Ticagrelor Compared to Clopidogrel in Acute Coronary Syndromes trial (TC4): a Bayesian pragmatic cluster randomized controlled trial

Abstract

Background: Dual antiplatelet therapy is the standard of care for acute coronary syndrome, but uncertainty exists regarding the optimal regimen for patients in North America. We sought to compare the effectiveness and safety of acetylsalicylic acid (ASA) and ticagrelor or clopidogrel in patients with acute coronary syndrome from a single tertiary academic centre in Montréal, Canada.

Methods: We conducted a pragmatic, open-label, time-clustered (bimonthly between October 2018 and March 2021), randomized controlled trial. The primary effectiveness end point was a composite of all-cause mortality, nonfatal myocardial infarction, or ischemic stroke. The primary safety end point was hospital admissions for bleeding. We ascertained 12-month outcomes from the Quebec universal electronic health databases. We designed and analyzed the study within a Bayesian paradigm to supplement existing knowledge. The primary analysis was a Bayesian logistic regression model with an informed focused prior from previously randomly assigned North American patients. Robustness was evaluated with vague and other prespecified informative priors, spanning reasonable pre-existing beliefs.
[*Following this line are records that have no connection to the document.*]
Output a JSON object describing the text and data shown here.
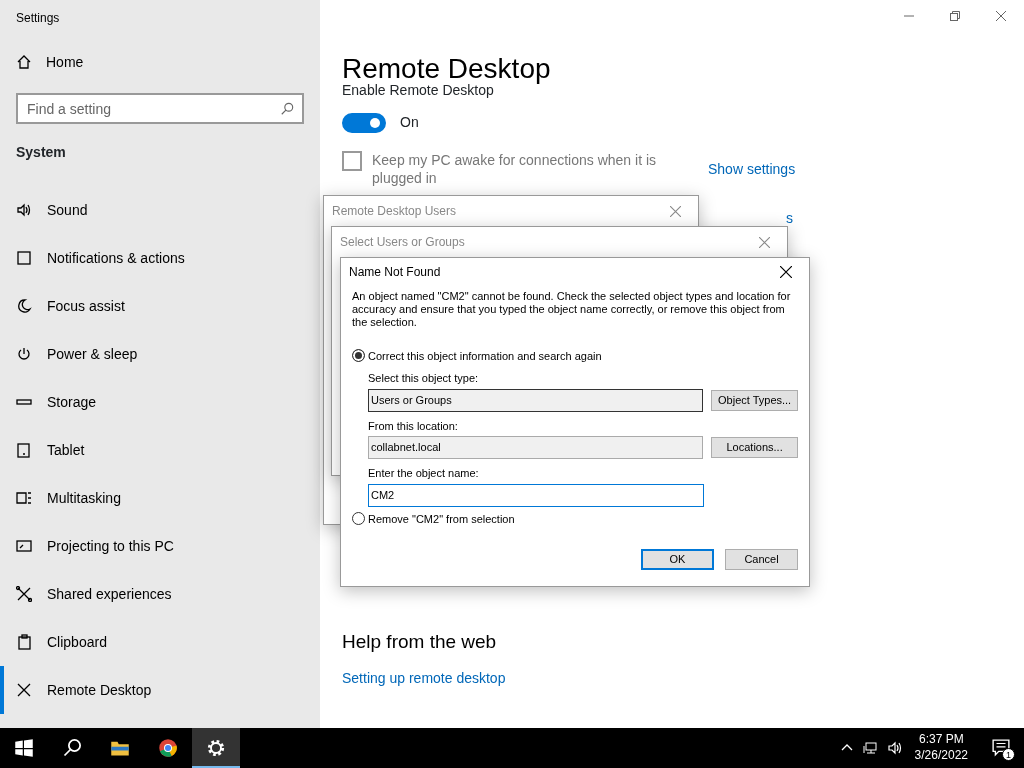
{
  "window": {
    "title": "Settings"
  },
  "sidebar": {
    "home": "Home",
    "search": {
      "placeholder": "Find a setting"
    },
    "section": "System",
    "items": [
      {
        "label": "Sound",
        "kind": "sound",
        "selected": false
      },
      {
        "label": "Notifications & actions",
        "kind": "notifications",
        "selected": false
      },
      {
        "label": "Focus assist",
        "kind": "moon",
        "selected": false
      },
      {
        "label": "Power & sleep",
        "kind": "power",
        "selected": false
      },
      {
        "label": "Storage",
        "kind": "storage",
        "selected": false
      },
      {
        "label": "Tablet",
        "kind": "tablet",
        "selected": false
      },
      {
        "label": "Multitasking",
        "kind": "multitasking",
        "selected": false
      },
      {
        "label": "Projecting to this PC",
        "kind": "projecting",
        "selected": false
      },
      {
        "label": "Shared experiences",
        "kind": "shared",
        "selected": false
      },
      {
        "label": "Clipboard",
        "kind": "clipboard",
        "selected": false
      },
      {
        "label": "Remote Desktop",
        "kind": "remote",
        "selected": true
      }
    ]
  },
  "main": {
    "title": "Remote Desktop",
    "enable_label": "Enable Remote Desktop",
    "toggle": {
      "on": true,
      "label": "On"
    },
    "keep_awake": {
      "checked": false,
      "label": "Keep my PC awake for connections when it is plugged in"
    },
    "show_settings": "Show settings",
    "partial_link": "s",
    "help_heading": "Help from the web",
    "help_links": [
      "Setting up remote desktop"
    ]
  },
  "dialogs": [
    {
      "title": "Remote Desktop Users"
    },
    {
      "title": "Select Users or Groups"
    }
  ],
  "name_not_found": {
    "title": "Name Not Found",
    "message": "An object named \"CM2\" cannot be found. Check the selected object types and location for accuracy and ensure that you typed the object name correctly, or remove this object from the selection.",
    "options": [
      {
        "label": "Correct this object information and search again",
        "selected": true
      },
      {
        "label": "Remove \"CM2\" from selection",
        "selected": false
      }
    ],
    "object_type": {
      "label": "Select this object type:",
      "value": "Users or Groups",
      "button": "Object Types..."
    },
    "location": {
      "label": "From this location:",
      "value": "collabnet.local",
      "button": "Locations..."
    },
    "object_name": {
      "label": "Enter the object name:",
      "value": "CM2"
    },
    "buttons": [
      {
        "label": "OK",
        "default": true
      },
      {
        "label": "Cancel",
        "default": false
      }
    ]
  },
  "taskbar": {
    "apps": [
      {
        "kind": "start",
        "selected": false
      },
      {
        "kind": "search",
        "selected": false
      },
      {
        "kind": "folder",
        "selected": false
      },
      {
        "kind": "browser",
        "selected": false
      },
      {
        "kind": "settings",
        "selected": true
      }
    ],
    "time": "6:37 PM",
    "date": "3/26/2022",
    "notifications": "1"
  }
}
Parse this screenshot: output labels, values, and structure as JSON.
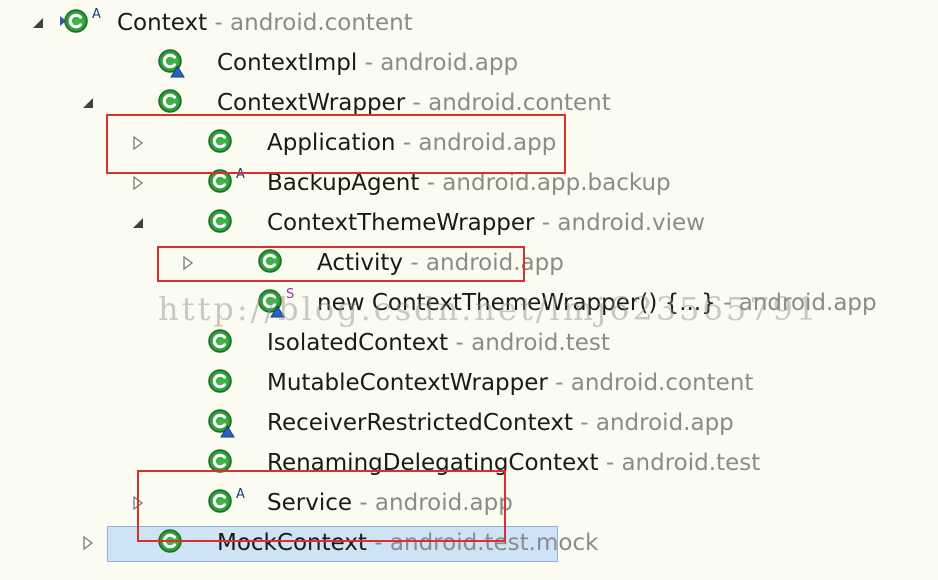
{
  "tree": {
    "rows": [
      {
        "class_name": "Context",
        "package": " - android.content",
        "expander": "expanded",
        "icon": "class-icon",
        "icon_overlay": "A",
        "overlay_type": "abstract"
      },
      {
        "class_name": "ContextImpl",
        "package": " - android.app",
        "expander": "none",
        "icon": "class-icon",
        "icon_overlay": "",
        "overlay_type": "package-private"
      },
      {
        "class_name": "ContextWrapper",
        "package": " - android.content",
        "expander": "expanded",
        "icon": "class-icon",
        "icon_overlay": "",
        "overlay_type": "none"
      },
      {
        "class_name": "Application",
        "package": " - android.app",
        "expander": "collapsed",
        "icon": "class-icon",
        "icon_overlay": "",
        "overlay_type": "none"
      },
      {
        "class_name": "BackupAgent",
        "package": " - android.app.backup",
        "expander": "collapsed",
        "icon": "class-icon",
        "icon_overlay": "A",
        "overlay_type": "abstract"
      },
      {
        "class_name": "ContextThemeWrapper",
        "package": " - android.view",
        "expander": "expanded",
        "icon": "class-icon",
        "icon_overlay": "",
        "overlay_type": "none"
      },
      {
        "class_name": "Activity",
        "package": " - android.app",
        "expander": "collapsed",
        "icon": "class-icon",
        "icon_overlay": "",
        "overlay_type": "none"
      },
      {
        "class_name": "new ContextThemeWrapper() {...}",
        "package": " - android.app",
        "expander": "none",
        "icon": "class-icon",
        "icon_overlay": "S",
        "overlay_type": "static-package-private"
      },
      {
        "class_name": "IsolatedContext",
        "package": " - android.test",
        "expander": "none",
        "icon": "class-icon",
        "icon_overlay": "",
        "overlay_type": "none"
      },
      {
        "class_name": "MutableContextWrapper",
        "package": " - android.content",
        "expander": "none",
        "icon": "class-icon",
        "icon_overlay": "",
        "overlay_type": "none"
      },
      {
        "class_name": "ReceiverRestrictedContext",
        "package": " - android.app",
        "expander": "none",
        "icon": "class-icon",
        "icon_overlay": "",
        "overlay_type": "package-private"
      },
      {
        "class_name": "RenamingDelegatingContext",
        "package": " - android.test",
        "expander": "none",
        "icon": "class-icon",
        "icon_overlay": "",
        "overlay_type": "none"
      },
      {
        "class_name": "Service",
        "package": " - android.app",
        "expander": "collapsed",
        "icon": "class-icon",
        "icon_overlay": "A",
        "overlay_type": "abstract"
      },
      {
        "class_name": "MockContext",
        "package": " - android.test.mock",
        "expander": "collapsed",
        "icon": "class-icon",
        "icon_overlay": "",
        "overlay_type": "none",
        "selected": true
      }
    ]
  },
  "watermark": "http://blog.csdn.net/lmj623565791",
  "colors": {
    "background": "#fbfbf1",
    "class_icon_green": "#2f9a3a",
    "highlight_box": "#d8302c",
    "selection": "#cfe3f6",
    "package_text": "#8b8b8b"
  },
  "highlighted_rows": [
    "Application",
    "Activity",
    "Service"
  ]
}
We defined clinically important benefits and harms as risk reductions exceeding a 10% difference.

Results: We randomly assigned 1005 patients with acute coronary syndrome to ticagrelor (n = 450) or clopidogrel (n = 555). Major acute cardiovascular events occurred in 50 (11.1%) patients assigned to ticagrelor and 64 (11.5%) assigned to clopidogrel (relative risk [RR] 0.95, 95% credible interval 0.67-1.35, with a vague prior). The primary analysis with an informed focused prior resulted in probabilities of a clinically meaningful ticagrelor benefit (RR < 0.9), equivalence (0.9 ≤ RR ≤ 1.1) or harm (RR ≥ 1.1) of 2%, 41%, and 57%, respectively. For the safety end point, there was no consistent signal of benefit or harm with ticagrelor. Sensitivity analyses with a range of prior beliefs gave generally consistent results.

Interpretation: Whether we analyzed this trial with a vague or a range of reasonable informed priors, we found no strong evidence for the superiority of ticagrelor over clopidogrel in North American patients. Current guidelines favouring ticagrelor over clopidogrel might take this new evidence into future consideration.

Trial registration: Clinicaltrials.gov no. NCT04057300.

Figure 1:

Recruitment timeline for randomization of group assignments from October 2018 to March 2021. See Related Content tab for accessible version.

Figure 2:

Flow chart of the study participants. See Related Content tab for accessible version.

Figure 3:

Kaplan–Meier survival curves for the clopidogrel and ticagrelor arms from the Ticagrelor Compared to Clopidogrel in Acute Coronary Syndromes trial (TC4) showing no difference in survival outcomes for major adverse cardiac events between the 2 treatments. The shaded areas represent 95% confidence intervals.

Figure 4:

Graphical display showing the posterior distribution as a weighted mean of the prior and new data from this trial. The probabilities for clinically meaningful harm, benefit, or equivalence are directly proportional to the area under the posterior probability density. Note: PLATO = Platelet Inhibition and Patient Outcomes trial, prior = focused prior limited to PLATO patients in North America, RR = relative risk, TC4 = Ticagrelor Compared to Clopidogrel in Acute Coronary Syndromes trial.